Importance of APOE for the Differentiation of SPP1_RecMacs
Next, to trace the regulatory mechanisms associated with transcriptional processing for Mo_AMs, we projected the scATATCseq data (GSE214085) with our scRNAseq atlas. Following stringent quality filtering and exclusion of doublets in the scATACseq dataset, 13,345 cell profiles, specifically 6,054 immune cell profiles, were obtained using ArchR (Fig. 7C, S4). Moreover, no discernible batch effects were observed upon LSI integration (Fig. 7A,B,D,E). Through the CCA integration method, the cluster annotation of scATACseq can be accurately labelled consistently with our scRNAseq cell types. Interestingly, despite the presence of potential heterogeneity among the samples, the IPF group tended to exhibit a higher proportion of SPP1_RecMacs compared to the control group (SC308, SC318, and SC326 belong to the IPF group; SC316 and SC324 belong to the control group; Fig. 7F). The foot printing analysis, which mirrored and assessed the genome binding sites of TFs, revealed that JUNB, BACH2, FOSL2, JUND, SPIB (PU.1), and SMARCC1 in Mo_AMs exhibited stronger binding to the wide genome than TRMs (Fig. 7F–L). Moreover, we observed the deep chromatin accessibility and high expression of APOE in SPP1_RecMacs as well as TRMs (Fig. 8A,C).

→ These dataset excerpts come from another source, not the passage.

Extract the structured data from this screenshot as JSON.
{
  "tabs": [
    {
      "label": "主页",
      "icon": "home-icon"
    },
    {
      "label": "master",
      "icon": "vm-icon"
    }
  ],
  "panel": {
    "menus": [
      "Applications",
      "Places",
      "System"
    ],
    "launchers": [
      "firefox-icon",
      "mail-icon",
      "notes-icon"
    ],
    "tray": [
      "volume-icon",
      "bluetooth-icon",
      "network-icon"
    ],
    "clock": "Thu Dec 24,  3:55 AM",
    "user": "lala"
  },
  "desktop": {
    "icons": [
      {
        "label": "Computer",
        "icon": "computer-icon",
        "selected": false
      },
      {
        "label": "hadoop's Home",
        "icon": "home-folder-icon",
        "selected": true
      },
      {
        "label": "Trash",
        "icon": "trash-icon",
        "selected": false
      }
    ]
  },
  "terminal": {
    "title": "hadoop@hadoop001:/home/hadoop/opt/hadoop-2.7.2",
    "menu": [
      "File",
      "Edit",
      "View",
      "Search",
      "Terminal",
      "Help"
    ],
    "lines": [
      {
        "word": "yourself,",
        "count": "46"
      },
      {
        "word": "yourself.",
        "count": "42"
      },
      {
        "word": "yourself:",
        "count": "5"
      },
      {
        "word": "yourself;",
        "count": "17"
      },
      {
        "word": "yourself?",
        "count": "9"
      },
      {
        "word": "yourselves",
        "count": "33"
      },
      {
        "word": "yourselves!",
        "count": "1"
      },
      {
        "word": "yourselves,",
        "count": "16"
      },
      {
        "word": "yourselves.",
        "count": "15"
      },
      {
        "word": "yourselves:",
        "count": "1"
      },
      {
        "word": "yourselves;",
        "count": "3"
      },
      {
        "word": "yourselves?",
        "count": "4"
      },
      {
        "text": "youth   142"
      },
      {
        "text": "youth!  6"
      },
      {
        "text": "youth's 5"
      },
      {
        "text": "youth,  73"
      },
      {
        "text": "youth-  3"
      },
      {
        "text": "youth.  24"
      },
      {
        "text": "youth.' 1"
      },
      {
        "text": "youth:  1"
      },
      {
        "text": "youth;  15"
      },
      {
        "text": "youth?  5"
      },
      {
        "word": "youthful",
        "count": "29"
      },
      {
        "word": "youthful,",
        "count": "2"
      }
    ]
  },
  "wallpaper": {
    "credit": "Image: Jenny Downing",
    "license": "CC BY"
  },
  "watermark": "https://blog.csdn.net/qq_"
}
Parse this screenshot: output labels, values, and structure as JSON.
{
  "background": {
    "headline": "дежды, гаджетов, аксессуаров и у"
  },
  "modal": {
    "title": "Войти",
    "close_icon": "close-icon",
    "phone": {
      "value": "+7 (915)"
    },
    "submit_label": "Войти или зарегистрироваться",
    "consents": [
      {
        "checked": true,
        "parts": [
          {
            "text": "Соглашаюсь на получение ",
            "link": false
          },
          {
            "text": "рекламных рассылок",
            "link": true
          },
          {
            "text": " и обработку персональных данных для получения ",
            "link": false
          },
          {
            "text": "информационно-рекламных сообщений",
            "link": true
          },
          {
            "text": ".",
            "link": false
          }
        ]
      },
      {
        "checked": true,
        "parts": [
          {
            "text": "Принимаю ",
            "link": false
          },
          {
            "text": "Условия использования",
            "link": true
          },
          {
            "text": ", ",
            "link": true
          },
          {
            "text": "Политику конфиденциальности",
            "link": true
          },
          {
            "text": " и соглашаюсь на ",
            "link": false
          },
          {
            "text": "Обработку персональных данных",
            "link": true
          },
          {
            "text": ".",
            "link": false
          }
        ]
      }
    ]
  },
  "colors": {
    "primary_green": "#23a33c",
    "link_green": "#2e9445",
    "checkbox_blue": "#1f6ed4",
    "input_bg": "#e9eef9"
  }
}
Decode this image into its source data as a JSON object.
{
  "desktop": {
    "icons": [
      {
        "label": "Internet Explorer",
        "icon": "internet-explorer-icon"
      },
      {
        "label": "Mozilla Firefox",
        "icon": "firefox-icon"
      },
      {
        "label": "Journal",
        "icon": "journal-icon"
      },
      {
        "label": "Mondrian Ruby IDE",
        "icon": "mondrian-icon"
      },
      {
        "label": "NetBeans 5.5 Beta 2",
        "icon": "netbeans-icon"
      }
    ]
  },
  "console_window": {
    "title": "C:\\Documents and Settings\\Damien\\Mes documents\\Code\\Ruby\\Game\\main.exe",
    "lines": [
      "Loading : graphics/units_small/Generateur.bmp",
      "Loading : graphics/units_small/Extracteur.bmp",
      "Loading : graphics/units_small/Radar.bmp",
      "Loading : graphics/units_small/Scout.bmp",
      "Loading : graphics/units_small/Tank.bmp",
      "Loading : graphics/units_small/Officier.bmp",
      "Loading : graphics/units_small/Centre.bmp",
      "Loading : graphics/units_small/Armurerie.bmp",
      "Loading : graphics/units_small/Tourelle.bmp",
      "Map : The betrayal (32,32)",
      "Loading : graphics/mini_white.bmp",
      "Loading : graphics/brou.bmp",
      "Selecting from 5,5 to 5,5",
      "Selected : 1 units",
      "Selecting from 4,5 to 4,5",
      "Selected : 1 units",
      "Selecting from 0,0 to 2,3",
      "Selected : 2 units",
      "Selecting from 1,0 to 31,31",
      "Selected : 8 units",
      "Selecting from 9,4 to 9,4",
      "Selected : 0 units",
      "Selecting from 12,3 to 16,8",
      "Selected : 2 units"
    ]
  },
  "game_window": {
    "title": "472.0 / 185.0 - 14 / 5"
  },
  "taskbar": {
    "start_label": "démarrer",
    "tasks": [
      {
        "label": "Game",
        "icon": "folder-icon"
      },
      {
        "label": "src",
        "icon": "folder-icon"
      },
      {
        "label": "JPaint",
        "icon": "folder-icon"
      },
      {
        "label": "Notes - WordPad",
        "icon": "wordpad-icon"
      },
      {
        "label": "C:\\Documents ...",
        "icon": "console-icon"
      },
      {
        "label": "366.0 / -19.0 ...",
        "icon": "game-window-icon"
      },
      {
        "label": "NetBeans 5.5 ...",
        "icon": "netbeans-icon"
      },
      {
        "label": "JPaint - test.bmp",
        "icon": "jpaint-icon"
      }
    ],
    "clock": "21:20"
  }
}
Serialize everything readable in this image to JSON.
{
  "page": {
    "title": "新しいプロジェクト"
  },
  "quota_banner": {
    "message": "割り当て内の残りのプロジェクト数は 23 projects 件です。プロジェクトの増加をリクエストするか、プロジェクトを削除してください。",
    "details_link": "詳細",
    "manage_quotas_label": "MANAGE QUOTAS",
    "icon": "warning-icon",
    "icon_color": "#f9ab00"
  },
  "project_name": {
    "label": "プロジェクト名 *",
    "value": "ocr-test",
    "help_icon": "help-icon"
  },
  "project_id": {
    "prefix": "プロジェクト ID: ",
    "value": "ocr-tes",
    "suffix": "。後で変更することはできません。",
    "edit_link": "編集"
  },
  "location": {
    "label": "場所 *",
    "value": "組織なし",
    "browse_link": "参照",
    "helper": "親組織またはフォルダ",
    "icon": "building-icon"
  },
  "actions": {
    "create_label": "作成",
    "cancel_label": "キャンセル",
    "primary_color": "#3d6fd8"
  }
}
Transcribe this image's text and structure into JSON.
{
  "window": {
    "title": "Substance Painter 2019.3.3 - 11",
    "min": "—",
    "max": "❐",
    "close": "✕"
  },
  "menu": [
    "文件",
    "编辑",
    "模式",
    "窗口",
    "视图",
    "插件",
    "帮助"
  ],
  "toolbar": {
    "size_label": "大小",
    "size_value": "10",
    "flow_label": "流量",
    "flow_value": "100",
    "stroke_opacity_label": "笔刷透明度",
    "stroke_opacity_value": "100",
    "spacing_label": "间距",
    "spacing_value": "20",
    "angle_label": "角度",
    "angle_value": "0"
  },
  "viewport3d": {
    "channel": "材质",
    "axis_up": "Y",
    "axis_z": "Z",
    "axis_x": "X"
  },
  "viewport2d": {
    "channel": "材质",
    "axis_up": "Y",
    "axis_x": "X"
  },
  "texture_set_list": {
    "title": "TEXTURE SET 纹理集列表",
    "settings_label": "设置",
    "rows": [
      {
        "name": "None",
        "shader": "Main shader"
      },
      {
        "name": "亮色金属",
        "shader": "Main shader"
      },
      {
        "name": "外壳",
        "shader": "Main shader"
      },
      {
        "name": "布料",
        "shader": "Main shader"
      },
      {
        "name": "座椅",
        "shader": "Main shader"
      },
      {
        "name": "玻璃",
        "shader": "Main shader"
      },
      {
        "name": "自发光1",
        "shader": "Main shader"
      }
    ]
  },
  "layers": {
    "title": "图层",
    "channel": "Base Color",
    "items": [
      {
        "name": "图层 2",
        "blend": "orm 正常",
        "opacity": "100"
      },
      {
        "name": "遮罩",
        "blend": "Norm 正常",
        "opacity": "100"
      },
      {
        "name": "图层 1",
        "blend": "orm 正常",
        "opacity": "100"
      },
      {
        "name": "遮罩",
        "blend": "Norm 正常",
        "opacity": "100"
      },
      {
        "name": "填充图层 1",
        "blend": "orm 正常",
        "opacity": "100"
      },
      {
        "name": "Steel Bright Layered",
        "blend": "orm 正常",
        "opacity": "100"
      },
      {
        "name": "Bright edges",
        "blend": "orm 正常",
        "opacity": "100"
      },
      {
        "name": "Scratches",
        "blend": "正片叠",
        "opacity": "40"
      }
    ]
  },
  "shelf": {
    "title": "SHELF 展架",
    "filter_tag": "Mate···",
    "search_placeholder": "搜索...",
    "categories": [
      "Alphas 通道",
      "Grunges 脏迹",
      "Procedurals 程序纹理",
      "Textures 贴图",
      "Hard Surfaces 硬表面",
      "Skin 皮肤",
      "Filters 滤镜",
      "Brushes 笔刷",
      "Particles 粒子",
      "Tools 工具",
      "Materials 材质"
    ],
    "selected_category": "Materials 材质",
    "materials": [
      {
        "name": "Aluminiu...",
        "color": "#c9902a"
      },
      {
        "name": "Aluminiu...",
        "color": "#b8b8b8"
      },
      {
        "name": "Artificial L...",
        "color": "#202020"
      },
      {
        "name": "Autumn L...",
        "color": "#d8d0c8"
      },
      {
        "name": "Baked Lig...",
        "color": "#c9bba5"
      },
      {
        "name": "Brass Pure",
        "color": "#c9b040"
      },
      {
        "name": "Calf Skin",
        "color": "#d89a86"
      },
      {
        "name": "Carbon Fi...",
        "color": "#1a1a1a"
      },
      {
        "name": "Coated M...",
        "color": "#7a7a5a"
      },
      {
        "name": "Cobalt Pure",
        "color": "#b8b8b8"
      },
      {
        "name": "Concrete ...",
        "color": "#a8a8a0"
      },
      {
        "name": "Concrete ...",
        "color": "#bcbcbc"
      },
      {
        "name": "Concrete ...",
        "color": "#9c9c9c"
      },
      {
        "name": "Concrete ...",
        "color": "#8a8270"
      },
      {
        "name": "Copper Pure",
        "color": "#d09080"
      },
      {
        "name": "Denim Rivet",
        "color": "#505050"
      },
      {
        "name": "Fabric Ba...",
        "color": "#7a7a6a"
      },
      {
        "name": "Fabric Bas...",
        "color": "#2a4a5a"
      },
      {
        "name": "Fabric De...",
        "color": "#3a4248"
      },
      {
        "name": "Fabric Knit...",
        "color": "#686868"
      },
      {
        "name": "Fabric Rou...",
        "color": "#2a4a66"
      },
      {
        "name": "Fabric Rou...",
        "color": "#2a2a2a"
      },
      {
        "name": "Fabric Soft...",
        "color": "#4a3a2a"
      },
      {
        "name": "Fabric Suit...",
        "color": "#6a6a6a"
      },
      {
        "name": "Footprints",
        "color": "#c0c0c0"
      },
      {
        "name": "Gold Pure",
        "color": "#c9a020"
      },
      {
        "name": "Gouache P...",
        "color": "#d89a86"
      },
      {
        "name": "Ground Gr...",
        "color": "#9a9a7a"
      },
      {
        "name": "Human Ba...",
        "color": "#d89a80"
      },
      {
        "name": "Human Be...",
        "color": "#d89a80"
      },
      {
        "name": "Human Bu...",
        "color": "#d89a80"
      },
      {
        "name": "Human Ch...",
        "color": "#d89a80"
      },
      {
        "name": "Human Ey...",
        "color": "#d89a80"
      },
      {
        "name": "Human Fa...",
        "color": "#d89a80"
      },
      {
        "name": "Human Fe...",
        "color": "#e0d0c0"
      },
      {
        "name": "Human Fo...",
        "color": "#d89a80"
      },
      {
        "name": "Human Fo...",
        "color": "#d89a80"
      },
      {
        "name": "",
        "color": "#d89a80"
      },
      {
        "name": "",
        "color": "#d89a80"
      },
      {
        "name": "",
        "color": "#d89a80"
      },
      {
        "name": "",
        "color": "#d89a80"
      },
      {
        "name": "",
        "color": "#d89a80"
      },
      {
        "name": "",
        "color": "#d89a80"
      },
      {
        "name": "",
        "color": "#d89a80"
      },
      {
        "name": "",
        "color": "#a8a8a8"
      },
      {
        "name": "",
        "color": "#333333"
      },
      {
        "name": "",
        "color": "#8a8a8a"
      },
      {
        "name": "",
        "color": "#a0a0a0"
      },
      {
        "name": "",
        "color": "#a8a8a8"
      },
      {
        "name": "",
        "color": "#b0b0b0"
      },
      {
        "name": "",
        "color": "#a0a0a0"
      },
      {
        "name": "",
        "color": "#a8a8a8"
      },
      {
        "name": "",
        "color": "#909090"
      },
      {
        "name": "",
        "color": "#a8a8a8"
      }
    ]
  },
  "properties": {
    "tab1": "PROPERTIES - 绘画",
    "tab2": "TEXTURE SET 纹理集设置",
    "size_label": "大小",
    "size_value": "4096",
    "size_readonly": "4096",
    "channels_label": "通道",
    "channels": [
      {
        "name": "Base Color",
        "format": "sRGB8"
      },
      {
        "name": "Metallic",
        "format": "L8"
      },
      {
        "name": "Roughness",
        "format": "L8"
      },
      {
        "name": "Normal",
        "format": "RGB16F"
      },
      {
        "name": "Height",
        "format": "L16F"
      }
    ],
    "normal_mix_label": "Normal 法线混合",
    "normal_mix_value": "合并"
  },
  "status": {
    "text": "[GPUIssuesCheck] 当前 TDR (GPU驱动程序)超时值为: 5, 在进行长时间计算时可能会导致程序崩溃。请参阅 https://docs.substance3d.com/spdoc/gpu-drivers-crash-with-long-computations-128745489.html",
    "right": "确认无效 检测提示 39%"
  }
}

Through the imputed pseudotime analysis of the scATACseq data, we also successfully illustrated the upregulation of APOE expression in both the GeneScoreMatrix and the GeneIntegrationMatrix during the differential process of Mo_AMs (Fig. 8B–E), which was consistent with trajectory heatmaps in our scRNAseq data and scATATCseq data (Fig. 3D, Fig. 8I). Additionally, the motif heatmap also showed a change in chromatin accessibility of JUNB, JUND, FOSL2, SPIB (PU.1), and SMARCC1 during the trajectory, in line with our results from the analysis of the foot printing and TF activities of our scRNAseq atlas (Fig. 7H, 8L, S3A). Using a combination of motif matrix and GeneIntegrationMatrix, we ultimately identified that SMAD2 and PPARγ could be the potential drivers during the Mo_AM differentiation (Fig. 8J–K).